Hebrew-language newspapers in Israel have launched a strong attack on Benjamin Netanyahu’s speech at the annual conference of the leading Israeli lobby group in the United States. The Israeli Prime Minister told the American Israel Public Affairs Committee (AIPAC) that it would be Israelis who pay the price of any war with Iran, not American Jews who back him.
In Thursday’s edition of Maariv, Netanyahu was criticised for his boast about the strength of the Israeli army “without saying a word about the high price it would pay if we really attacked Iran”. Such a price will be paid, the article continued, “and will be much more than is being considered”.
The newspaper added that Netanyahu and Defence Minister Ehud Barak “can plan everything carefully except for the results”; that is the price to be paid. “Justification for an attack on Iran is based on the assumption that an irrational leader stands before us; one who would not hesitate to take crazy steps against Israel if we don’t make a pre-emptive strike to destroy his nuclear capability. However, such irrationality would also work if we attacked Iran.” What the newspaper called the “paranoia of persecution” leads those in favour of an attack on Iran to talk about “the annihilation of the State of Israel in the absence of any action by Israel against the Iranian nuclear reactor”, it said.

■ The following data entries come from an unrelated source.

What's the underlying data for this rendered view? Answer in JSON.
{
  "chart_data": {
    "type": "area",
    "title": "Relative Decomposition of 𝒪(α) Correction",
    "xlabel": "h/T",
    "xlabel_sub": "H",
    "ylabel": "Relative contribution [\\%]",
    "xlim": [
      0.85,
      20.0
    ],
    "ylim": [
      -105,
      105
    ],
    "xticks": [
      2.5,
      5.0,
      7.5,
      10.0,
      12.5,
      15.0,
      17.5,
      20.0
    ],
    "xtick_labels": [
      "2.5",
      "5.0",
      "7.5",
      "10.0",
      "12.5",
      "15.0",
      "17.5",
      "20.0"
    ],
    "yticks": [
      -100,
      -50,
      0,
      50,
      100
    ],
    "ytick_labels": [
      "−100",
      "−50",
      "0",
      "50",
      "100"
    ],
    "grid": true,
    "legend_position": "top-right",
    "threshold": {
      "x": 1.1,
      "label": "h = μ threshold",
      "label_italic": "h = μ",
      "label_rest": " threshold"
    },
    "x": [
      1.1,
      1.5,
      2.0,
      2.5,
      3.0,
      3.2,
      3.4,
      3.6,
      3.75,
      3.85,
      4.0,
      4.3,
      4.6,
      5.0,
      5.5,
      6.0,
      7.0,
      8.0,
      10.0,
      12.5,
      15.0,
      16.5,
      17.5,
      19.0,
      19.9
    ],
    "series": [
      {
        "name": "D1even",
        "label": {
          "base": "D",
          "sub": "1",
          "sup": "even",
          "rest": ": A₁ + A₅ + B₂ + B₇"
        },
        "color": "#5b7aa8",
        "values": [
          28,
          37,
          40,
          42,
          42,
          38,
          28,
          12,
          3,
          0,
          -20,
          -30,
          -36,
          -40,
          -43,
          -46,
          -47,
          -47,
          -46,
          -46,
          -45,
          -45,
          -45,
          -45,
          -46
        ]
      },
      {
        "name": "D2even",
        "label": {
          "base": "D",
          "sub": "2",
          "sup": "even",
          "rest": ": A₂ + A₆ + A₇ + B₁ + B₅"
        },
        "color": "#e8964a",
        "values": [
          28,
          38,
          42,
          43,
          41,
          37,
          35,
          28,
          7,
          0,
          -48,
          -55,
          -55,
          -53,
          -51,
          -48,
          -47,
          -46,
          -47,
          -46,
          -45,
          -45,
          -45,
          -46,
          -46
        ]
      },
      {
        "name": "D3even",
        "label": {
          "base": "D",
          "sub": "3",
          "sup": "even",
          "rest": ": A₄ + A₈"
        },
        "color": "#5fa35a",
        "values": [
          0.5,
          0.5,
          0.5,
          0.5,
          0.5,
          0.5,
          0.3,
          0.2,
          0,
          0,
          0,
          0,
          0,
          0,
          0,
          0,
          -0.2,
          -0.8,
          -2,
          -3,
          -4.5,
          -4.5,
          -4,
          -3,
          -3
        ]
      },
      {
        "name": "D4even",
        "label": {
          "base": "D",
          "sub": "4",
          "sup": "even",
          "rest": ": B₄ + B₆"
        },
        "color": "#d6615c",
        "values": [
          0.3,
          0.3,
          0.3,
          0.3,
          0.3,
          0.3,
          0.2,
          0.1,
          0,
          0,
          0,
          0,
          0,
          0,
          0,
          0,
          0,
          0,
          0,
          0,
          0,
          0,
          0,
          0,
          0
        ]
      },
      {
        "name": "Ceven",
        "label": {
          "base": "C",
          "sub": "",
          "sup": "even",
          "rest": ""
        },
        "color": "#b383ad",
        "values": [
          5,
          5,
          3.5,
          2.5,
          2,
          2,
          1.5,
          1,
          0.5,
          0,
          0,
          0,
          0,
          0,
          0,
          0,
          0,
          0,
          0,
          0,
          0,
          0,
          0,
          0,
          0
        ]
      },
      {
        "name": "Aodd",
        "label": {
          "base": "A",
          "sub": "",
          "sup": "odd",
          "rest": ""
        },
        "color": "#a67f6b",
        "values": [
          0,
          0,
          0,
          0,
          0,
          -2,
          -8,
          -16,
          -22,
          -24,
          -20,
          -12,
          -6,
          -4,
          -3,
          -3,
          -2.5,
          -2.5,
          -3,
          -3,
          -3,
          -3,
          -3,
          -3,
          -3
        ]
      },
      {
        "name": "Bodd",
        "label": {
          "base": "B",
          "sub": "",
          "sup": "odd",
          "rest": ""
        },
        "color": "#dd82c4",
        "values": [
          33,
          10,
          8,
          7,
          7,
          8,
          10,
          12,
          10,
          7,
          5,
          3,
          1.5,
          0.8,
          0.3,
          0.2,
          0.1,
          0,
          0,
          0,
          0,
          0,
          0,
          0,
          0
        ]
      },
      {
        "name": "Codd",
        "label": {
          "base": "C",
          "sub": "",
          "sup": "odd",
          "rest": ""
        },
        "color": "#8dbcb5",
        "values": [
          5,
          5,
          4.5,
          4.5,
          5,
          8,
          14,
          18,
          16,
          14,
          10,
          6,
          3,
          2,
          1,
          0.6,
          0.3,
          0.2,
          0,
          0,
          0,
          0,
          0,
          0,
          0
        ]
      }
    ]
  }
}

The author added: “In Netanyahu’s world, if we don’t attack Iran, a genocide will destroy the entire Jewish nation, as the Nazis tried to do, but can we say with confidence that that State of Israel will continue to exist, with the same power and prosperity that we enjoy today, if we do attack Iran? “
While Barak has said that not even 500 Israelis will be killed in any Iranian response to an attack, Maariv asked pertinently, “Who can guarantee that?”
In Haaretz, an article by Gideon Levy accused Netanyahu of playing with the emotions of Israelis to garner support from the Jews in America, by saying that Israel is on the brink of another Holocaust. “Netanyahu dramatises and inflates the Iranian threat to the degree that makes him the defender of Israel against a new Holocaust,” said Levy.
He continued, “What does Hitler have to do with Ahmadinejad? Isn’t the danger of nuclear weapons in Iran serious enough without calling on the Holocaust to magnify it? And perhaps there has been enough of the assertion that ‘in every generation there are those who want to destroy the Jewish people’, as Netanyahu also claimed in his speech in the United States.”
According to Levy, “Leaders who spread anxiety are abundant in non-democratic regimes. But in Israel, these tactics evidently win elections, as has been the case with Netanyahu. What does he have to offer Israelis but fearmongering? And what will happen after, one way or another, he eradicates the present danger? Will we be infected with a new one? Will he invent one?”
Calling for the Prime Minister to “imbue us with some hope for change”, Levy pointed out that “a young person born in Israel 30 years ago has grown up only on Netanyahu’s fearmongering campaigns and nothing else.”